Teraz znowu napiszę o rzeczach przyziemnych…
Niestety…. bez konsultacji społecznych…. udało się przy pomocy Pana Jacka Domańskiego sfinalizować pomysł przebieralni dla członków Rybitwy w hangarze na windsurfingowej przystani. Mamy wydzielone 25 metrów kwadratowych. W przyszłym tygodniu podpisanie umowy na nieodpłatne użytkowanie. Na pewno ucieszy to sporą część osób …
Jutro złożę wniosek o tzw. informację publiczną na temat pozyskania funduszy europejskich.

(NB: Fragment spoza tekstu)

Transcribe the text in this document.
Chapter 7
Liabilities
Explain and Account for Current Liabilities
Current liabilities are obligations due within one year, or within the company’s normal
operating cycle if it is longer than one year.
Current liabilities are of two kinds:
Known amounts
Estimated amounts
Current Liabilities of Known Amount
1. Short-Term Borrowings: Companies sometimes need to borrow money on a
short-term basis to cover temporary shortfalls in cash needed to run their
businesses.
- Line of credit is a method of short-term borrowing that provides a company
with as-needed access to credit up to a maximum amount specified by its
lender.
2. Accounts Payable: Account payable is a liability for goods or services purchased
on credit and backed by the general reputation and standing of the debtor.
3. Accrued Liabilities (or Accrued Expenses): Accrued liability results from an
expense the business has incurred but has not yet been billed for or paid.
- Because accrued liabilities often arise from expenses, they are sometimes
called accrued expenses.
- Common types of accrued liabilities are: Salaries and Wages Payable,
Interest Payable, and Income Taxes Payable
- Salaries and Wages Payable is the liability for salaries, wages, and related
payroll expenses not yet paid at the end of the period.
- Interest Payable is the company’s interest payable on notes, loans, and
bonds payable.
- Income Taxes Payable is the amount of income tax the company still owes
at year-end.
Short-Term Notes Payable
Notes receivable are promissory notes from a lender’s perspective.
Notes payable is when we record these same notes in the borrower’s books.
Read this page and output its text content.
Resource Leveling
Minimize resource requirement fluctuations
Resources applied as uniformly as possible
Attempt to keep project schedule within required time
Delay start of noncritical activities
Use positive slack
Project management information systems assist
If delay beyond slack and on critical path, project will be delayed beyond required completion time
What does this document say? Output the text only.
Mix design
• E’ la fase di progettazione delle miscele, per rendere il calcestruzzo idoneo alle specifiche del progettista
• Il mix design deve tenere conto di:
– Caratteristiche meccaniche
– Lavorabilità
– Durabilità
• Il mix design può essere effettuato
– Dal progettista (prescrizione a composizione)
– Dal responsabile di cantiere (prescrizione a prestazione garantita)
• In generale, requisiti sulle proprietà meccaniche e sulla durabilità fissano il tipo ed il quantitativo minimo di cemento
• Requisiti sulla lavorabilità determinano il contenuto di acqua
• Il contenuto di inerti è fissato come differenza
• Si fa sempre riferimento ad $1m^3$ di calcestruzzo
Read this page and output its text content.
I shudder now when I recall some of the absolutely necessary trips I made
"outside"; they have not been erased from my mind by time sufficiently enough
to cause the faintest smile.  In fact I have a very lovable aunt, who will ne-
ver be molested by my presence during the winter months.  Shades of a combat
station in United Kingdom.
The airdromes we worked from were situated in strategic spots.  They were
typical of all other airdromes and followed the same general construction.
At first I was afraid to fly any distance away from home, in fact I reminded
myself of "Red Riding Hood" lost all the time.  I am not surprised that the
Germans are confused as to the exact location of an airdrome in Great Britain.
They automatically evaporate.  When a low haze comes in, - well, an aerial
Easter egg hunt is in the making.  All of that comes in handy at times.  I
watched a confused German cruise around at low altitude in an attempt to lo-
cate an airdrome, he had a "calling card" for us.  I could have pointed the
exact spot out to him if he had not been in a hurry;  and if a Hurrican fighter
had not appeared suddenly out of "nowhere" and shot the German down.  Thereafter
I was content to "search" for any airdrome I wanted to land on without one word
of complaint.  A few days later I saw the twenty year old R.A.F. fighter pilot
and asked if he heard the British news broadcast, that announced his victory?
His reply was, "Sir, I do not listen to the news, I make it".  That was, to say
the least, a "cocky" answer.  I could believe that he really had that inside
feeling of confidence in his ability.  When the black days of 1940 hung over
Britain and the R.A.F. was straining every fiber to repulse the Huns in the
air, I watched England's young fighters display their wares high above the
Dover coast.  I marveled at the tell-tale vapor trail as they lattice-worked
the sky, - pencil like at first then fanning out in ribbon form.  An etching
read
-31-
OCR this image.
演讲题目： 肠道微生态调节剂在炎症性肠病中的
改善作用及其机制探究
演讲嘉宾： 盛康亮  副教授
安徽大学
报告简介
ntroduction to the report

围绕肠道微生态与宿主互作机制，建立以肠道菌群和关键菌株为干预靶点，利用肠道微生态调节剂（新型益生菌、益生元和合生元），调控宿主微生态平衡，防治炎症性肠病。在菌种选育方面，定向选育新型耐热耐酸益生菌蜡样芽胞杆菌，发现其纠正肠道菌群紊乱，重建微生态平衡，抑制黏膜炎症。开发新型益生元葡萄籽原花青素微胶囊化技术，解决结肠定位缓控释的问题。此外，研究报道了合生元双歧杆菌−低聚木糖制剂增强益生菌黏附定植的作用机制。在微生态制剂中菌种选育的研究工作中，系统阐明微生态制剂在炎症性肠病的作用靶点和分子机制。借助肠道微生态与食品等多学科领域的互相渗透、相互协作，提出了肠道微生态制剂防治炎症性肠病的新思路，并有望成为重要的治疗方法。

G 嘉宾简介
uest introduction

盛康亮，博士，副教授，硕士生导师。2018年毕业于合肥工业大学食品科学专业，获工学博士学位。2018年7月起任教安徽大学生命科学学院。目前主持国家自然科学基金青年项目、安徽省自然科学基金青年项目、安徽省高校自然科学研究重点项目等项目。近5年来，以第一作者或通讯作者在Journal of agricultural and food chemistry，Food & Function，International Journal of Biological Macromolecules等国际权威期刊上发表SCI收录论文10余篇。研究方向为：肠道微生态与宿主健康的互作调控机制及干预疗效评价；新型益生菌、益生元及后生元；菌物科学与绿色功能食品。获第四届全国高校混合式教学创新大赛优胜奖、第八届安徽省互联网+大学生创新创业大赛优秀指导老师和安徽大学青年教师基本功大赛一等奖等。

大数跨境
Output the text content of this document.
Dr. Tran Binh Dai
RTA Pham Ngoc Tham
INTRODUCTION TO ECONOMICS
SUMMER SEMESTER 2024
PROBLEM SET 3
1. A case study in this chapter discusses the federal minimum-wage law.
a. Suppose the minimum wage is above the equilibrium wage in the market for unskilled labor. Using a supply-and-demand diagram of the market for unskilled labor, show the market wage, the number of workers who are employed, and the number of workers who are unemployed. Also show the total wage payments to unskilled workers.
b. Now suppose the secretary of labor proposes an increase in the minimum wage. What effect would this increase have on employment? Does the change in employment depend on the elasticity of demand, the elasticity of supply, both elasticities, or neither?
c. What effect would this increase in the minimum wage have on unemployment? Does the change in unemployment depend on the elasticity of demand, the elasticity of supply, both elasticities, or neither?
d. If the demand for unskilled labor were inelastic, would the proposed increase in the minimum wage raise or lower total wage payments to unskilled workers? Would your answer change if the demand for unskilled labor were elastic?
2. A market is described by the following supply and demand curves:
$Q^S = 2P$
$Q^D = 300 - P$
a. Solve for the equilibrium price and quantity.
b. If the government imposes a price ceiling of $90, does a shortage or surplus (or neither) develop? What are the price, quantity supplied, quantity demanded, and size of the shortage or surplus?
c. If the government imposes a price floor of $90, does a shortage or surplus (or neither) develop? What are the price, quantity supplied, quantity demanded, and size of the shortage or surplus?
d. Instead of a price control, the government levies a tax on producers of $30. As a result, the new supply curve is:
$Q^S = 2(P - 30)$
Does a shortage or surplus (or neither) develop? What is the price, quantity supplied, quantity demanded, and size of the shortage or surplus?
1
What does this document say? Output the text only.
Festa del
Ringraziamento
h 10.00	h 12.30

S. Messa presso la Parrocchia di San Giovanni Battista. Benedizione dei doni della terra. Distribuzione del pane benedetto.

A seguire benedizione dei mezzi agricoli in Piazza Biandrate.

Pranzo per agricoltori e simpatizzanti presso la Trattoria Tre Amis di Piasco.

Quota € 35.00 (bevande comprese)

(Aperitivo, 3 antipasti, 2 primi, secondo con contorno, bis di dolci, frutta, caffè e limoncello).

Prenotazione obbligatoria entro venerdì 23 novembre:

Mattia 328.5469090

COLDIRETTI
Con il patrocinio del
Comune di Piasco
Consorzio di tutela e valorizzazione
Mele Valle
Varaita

Od półtora roku ciągle słyszę o ilości procentów (40%,60% a nawet 80%) jakie to będziemy mieli dopłaty w twardej europejskiej walucie. Chcę zobaczyć ile do tej pory „nasz dobry gospodarz pozyskał”? Bo ile wpłynęło mu na konto osobiste wiemy wszyscy…
A w wywiadach prasowych w mediach kołobrzeskich opłacanych z publicznych pieniędzy były to sumy niebagatelne. Posiadam w swoim zbiorze wszystkie wypowiedzi na ten temat…Czekałem z niecierpliwością. A półtora roku to chyba dobry czas , żeby powiedzieć :SPRAWDZAM….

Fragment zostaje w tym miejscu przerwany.